Ich denke mal, es lag daran.
Ich bedanke mich bei allen Beteiligten
Gruß,
Nohh


----------



## Nohh (23. Februar 2007)

Hi,
also ich kann jetzt egendwie doch nicht von der Schule auf meinen Rechner zugreifen.

1. Mit IP-Adresse funktoniert es nicht.
2. Mit No-IP funktioniert es auch nicht.

Allerdings funktioniert es Local! Was mach ich falsch?

    

Gruß,
Nohh


----------



## Dennis Wronka (23. Februar 2007)

Also wenn es lokal geht aber von der Schule, also ueber das Internet, nicht dann hoert sich das fuer mich erstmal stark danach an, dass da was zwischenhaengt, und das wird wahrscheinlich ein Router sein, nicht?
Wenn dem so ist wirst Du an diesem den Port zum einen oeffnen und zum anderen zu Deinem Rechner weiterleiten muessen, denn ansonsten wird der Router die Anfrage an dem entsprechenden Port bekommen, aber nicht wissen was er damit machen soll (von ablehnen mal abgesehen, da der Port standardmaessig geblockt sein duerfte).


----------



## MCrookieDe (23. Februar 2007)

Hi, das ganze ist ein bißchen Tricky. Hier mal ne kurzform:
Ich geh mal davon aus du hast T-online oder Arcor oder sonstwen DSL mit einem Router.
Auf dem richtest du ein Port Forwarding ein, das er Port 5900 (Std. VNC Port) an deinen PC im Lan weiterleitet. Problem könnte sein, dass deine Schule sogar den ausgehenden Verkehr  auf Port 5900 blockt. Das kannst du ganz dreist umgehn in dem du einen anderen Standard Port nimmst, der sowieso frei ist wie z.b. Port 80 (http). 
Dafür hast du wiederrum 2 Möglichkeiten
Entwerder:
Du änderst in den Settings von deinem VNC Server, TabPage "Connections" den Eintrag "Accept connection on Port" auf 80.
Oder
Viele Router bieten die Möglichkeit des Port Umleitens. Das heist du Leistest den Port 80 um auf 5900 auf deinen PC im Lan.
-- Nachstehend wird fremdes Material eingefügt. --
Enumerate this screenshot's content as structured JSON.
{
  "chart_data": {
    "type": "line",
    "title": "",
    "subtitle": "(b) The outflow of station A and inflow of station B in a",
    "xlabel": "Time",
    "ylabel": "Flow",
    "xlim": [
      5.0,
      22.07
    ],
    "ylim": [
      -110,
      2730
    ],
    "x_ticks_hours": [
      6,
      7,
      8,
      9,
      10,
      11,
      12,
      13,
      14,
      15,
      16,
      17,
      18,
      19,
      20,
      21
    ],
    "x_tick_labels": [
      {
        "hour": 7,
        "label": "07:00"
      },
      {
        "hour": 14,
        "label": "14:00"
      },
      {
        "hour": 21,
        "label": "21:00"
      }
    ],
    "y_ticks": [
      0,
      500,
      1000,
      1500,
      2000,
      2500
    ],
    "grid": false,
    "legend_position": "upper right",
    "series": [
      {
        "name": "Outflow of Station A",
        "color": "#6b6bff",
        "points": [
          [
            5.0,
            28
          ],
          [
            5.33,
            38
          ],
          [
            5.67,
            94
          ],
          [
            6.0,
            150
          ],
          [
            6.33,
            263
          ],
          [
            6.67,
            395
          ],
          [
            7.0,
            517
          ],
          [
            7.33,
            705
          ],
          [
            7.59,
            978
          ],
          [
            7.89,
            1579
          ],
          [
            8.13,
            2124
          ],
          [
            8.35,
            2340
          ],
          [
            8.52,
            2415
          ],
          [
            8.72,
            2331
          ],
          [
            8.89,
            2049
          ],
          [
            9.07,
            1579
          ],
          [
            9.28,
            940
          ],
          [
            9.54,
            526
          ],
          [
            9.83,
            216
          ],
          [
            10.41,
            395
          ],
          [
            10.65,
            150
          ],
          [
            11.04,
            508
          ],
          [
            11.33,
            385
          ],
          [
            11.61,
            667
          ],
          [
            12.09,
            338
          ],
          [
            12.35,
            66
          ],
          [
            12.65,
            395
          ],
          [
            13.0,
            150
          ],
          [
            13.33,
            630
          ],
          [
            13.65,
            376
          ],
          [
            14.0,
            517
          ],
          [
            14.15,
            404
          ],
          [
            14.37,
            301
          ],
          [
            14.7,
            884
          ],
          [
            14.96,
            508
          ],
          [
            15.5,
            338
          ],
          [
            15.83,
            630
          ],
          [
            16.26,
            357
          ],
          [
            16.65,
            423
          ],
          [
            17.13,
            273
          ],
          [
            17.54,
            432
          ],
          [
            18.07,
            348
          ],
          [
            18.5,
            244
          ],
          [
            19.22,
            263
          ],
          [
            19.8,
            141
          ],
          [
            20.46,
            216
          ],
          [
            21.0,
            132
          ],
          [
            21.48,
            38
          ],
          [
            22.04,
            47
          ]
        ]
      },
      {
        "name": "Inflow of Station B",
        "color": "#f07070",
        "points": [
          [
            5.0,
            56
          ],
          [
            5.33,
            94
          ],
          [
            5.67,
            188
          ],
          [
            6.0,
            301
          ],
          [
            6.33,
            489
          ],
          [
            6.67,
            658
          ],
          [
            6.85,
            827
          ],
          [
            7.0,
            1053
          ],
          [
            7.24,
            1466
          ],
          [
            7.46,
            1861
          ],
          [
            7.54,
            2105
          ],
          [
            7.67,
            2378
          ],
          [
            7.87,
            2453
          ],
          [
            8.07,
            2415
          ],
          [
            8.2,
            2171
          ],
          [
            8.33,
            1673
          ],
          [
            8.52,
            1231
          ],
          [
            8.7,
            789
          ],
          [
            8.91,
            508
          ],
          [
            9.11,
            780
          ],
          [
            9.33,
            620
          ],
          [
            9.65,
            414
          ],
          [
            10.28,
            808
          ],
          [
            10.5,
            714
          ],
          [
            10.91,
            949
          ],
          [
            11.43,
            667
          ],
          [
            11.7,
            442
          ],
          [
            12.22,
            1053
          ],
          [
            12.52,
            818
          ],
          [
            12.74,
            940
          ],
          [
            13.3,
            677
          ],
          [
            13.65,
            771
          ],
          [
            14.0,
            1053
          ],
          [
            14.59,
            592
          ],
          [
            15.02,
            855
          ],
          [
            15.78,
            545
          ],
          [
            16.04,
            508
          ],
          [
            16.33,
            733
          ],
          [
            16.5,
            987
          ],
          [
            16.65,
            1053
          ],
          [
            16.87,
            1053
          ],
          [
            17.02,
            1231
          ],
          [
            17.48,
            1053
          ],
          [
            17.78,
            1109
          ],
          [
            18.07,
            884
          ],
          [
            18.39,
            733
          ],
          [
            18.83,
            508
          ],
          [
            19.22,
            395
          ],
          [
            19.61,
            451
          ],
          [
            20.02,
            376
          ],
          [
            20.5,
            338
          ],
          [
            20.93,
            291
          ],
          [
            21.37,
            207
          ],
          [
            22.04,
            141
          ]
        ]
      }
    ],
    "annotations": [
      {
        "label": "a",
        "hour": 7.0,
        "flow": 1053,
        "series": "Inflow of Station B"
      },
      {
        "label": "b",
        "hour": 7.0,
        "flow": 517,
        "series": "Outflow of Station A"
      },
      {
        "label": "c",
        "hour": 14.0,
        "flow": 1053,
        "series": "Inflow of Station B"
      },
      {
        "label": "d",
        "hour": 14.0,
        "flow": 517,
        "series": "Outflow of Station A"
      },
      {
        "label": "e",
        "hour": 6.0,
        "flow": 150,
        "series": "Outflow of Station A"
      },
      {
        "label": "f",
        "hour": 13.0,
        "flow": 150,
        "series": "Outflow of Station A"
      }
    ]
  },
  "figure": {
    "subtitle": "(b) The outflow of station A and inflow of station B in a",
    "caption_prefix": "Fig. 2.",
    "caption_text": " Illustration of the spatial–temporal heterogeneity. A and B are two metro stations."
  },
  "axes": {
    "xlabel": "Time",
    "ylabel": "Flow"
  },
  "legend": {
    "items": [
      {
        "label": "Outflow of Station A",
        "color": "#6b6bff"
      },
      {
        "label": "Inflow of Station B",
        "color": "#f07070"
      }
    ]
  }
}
Um jetzt von der Schule aus zu Connecten müsstest du nur deine tagesaktuelle IP Addresse gefolgt von einem Doppelpunkt und dem Port angeben. Also z.b. 84.155.155.152:80

Komfortabler geht es wenn du Dyndns einrichtest. Auf der Seite dyndns.org kannst du dir einen Accout erstellen und suchst dir einen Namen aus. Z.b. Nohh.dyndns.org 

Auf deinem Router trägst du dann die Dyndns Daten ein, so wie sie auf deinem neu eingerichtet Account stehn. Ist eigentlich fast selbsterklärent wenn man es mal vor sich hat. Dann kannst du in zukunft in der Schule VNC starten und z.b. Nohh.dyndns.org:80 eingeben und brauchst net mehr deine IP  rauszufinden, bevor du zur Schule gehst.

Und immer dran denken: ein möglichst gutes Passwort für den VNC vergeben! Das ding inst nicht besonders sicher.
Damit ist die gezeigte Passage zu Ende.